Street & Company offers a vast selection of seafood dishes, of which even I, a strictly non-seafood eater, was impressed. Unlike most restaurants where each entrée is a masterpiece of ingredients in itself, here you're getting down to the basics, and selecting which single sea delicacy you want to indulge in for the evening. They offer choices of Grilled or Blackened Tuna ($19.95), Salmon ($16.95), or Halibut ($17.95), or a choice of Broiled Sole ($15.95), Salmon ($16.95) or Scallops ($17.95) as well as Fisherman's Stew, Shrimp with Butter & Garlic ($16.95), Mussels Marinara over Linguine ($15.95) or the Lobster Diavolo serving two diners for $34.95 just to name a few.
Amongst our three seafood connoisseurs on this particular evening, they were able to sample the Sole Francaise ($15.95), the Scallops in Pernod and Cream ($18.95) and the Blackened Halibut ($17.95). The Sole Francaise was served with lemon butter, cooked very crispy and light, and was accompanied by rice, unfortunately a little on the cold side, and delicious summer vegetables. Both other diners commented that their respective Halibut and Scallops were excellent but did not go into much detail beyond that.
Our two vegetarian diners each ordered one of the two pasta dishes. The Fettucini Alfredo ($14.95) was delicious. A rather large portion of al dente fettucini served in a hot skillet swimming in rich creamy sauce. The Pasta Primavera ($13.95) came with a choice of three sauces, of which our friend chose tomato. The dish was a medley of fresh sauteed vegetables with pasta and marinara sauce and was greatly enjoyed. Incidentally, either of these two vegetarian dishes could have been ordered with any kind of seafood added. My Spanish Sheep's Milk, Tomato and Caramelized Onion Tart was ok. It was a small slice of quiche-like pie with a little bit of tomato and chunks of onions that weren't quite caramelized. The crust was pretty good but a little bland. The mixed greens that arrived on the side of my tart were very fresh and dressed in a generous amount of almost too sweet balsamic vinaigrette. Although our friend had the seasonal greens for his starter dish and he loved the amount of bold sweet and sour dressing on his salad.

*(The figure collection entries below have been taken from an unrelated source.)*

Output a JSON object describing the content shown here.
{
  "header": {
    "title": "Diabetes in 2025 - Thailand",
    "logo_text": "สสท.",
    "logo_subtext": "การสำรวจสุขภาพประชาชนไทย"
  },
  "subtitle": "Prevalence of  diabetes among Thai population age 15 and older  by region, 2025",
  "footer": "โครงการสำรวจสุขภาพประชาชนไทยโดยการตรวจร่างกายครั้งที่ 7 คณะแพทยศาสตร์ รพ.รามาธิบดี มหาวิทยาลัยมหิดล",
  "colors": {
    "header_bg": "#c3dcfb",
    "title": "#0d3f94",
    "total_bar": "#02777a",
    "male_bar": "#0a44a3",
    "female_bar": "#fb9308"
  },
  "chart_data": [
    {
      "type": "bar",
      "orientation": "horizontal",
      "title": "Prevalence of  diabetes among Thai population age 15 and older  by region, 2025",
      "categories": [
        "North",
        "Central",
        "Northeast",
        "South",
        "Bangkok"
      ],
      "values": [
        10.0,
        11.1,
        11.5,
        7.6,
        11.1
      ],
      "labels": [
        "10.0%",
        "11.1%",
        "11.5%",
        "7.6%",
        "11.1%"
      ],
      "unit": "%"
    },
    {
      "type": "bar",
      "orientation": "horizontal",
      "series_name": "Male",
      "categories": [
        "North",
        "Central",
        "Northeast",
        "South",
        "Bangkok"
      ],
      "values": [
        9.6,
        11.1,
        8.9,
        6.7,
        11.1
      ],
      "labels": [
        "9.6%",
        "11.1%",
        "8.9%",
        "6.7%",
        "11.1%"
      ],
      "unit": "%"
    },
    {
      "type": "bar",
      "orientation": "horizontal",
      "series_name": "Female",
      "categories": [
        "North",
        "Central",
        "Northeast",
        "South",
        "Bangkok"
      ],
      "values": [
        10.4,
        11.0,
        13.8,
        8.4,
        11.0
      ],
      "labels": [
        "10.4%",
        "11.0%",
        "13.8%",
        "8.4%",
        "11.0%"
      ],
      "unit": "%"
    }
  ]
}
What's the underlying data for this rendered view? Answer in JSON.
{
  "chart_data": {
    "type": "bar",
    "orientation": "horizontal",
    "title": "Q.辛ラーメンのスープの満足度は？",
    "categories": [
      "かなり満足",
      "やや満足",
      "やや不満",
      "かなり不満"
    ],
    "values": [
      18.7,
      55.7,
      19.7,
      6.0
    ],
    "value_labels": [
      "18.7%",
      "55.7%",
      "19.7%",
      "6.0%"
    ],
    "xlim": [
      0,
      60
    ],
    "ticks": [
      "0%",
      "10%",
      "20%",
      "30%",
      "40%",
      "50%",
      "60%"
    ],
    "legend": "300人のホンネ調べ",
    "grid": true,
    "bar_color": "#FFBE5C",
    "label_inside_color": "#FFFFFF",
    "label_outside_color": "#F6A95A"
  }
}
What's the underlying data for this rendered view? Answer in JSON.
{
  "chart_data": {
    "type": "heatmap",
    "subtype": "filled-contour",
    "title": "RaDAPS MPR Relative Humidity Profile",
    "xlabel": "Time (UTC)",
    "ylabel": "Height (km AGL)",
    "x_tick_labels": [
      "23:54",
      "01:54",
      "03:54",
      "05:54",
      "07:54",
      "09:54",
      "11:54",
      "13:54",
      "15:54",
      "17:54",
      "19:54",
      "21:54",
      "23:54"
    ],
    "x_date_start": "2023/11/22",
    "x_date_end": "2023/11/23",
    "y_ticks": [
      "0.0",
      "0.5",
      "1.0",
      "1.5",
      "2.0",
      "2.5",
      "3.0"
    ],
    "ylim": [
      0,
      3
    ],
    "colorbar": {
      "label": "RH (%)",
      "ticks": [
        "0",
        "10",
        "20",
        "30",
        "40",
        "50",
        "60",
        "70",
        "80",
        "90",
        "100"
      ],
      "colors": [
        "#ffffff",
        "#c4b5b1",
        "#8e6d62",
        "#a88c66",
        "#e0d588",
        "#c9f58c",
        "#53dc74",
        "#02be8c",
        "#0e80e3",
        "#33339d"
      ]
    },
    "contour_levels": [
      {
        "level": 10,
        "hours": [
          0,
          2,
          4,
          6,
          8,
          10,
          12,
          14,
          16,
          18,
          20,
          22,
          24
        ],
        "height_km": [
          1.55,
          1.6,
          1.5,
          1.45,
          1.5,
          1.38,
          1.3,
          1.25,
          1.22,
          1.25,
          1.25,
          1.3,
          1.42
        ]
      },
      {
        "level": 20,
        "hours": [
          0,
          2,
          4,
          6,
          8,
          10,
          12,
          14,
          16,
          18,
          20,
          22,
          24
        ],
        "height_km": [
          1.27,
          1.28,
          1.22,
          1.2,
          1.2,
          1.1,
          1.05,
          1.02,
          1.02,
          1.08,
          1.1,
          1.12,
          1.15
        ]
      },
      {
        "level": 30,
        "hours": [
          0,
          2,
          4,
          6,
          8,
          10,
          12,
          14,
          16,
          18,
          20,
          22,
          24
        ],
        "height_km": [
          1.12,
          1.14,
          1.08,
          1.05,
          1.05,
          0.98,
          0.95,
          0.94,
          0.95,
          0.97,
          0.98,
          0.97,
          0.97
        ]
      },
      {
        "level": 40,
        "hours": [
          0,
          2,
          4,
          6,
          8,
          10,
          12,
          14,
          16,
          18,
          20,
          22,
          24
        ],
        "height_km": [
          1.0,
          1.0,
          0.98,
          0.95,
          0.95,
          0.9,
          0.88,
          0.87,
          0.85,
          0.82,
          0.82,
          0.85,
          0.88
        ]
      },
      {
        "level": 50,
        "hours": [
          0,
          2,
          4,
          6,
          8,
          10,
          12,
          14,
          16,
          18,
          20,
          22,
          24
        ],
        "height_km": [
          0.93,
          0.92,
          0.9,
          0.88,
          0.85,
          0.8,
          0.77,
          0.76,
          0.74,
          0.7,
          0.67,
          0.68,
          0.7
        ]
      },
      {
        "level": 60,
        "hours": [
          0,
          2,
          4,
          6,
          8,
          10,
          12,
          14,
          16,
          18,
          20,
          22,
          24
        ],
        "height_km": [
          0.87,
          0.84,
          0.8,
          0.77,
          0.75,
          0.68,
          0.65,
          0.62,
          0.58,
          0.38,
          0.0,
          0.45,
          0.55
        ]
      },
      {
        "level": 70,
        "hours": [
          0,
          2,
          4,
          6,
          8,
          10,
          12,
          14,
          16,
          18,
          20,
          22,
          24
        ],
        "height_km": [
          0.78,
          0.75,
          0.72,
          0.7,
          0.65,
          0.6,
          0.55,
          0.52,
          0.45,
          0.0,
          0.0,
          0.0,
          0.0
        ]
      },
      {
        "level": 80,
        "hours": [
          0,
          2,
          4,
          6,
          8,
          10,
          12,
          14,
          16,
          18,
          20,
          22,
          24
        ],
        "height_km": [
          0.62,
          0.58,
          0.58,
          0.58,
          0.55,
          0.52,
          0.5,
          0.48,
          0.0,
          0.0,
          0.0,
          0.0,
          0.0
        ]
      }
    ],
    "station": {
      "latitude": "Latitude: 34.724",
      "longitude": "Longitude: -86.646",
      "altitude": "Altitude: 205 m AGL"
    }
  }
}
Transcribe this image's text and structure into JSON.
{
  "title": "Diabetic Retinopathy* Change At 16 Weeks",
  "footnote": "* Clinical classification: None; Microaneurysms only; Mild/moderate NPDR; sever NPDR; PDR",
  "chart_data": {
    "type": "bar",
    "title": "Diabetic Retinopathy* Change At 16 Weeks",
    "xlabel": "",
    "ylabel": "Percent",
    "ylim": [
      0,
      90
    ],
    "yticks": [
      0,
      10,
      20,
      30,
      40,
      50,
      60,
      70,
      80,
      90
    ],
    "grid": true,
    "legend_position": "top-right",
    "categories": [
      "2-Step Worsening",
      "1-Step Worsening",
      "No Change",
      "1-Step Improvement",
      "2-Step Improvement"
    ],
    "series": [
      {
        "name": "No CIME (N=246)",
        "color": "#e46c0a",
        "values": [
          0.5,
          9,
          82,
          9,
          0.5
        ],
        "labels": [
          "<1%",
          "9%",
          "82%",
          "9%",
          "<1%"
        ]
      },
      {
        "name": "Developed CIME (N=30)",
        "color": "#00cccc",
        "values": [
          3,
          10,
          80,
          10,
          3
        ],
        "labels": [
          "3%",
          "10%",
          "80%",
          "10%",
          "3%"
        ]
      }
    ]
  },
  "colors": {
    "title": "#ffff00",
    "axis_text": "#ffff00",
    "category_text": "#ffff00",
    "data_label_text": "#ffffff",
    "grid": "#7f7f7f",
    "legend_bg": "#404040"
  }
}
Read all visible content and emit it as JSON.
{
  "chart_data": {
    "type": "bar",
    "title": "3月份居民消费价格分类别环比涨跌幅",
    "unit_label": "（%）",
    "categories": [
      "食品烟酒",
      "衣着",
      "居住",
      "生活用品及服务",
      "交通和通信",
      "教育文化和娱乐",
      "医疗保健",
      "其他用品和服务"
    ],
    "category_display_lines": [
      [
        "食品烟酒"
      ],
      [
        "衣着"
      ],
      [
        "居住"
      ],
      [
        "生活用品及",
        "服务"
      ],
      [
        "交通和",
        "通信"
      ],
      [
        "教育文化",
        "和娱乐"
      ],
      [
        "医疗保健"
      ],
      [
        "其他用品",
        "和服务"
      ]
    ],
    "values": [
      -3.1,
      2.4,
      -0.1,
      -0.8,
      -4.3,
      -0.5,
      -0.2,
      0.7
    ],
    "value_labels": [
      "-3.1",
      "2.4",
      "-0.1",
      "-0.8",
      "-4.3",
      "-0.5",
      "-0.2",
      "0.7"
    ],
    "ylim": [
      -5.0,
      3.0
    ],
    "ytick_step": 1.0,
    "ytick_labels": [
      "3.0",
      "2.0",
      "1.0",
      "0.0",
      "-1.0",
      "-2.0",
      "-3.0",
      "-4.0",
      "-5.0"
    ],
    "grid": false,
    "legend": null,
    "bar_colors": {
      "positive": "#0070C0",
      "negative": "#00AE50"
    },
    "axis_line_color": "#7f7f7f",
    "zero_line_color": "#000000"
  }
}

A few of us decided to try some desserts to finish off our meal. Some were looking forward to espresso, which they unfortunately did not serve, so they settled on regular coffee instead. We requested two orders of Tiramisu and one slice of Berry Pie. The very basic pie consisted of many berries and crust with the tiniest dollop of whipped cream on top. The tiramisu however was very light and delicious. A small dish full to the brim of so much whipped cream, coffee flavored whipped cream, and chocolate bits that I could hardly even find the cake. We ended up getting one of our desserts on the house as our friend had requested her leftover Pasta to go and they accidentally tossed it away in the kitchen.
|most credit cards accepted|
I am not sure I would rush back to Street & Company any time soon, but it was a decent overall experience.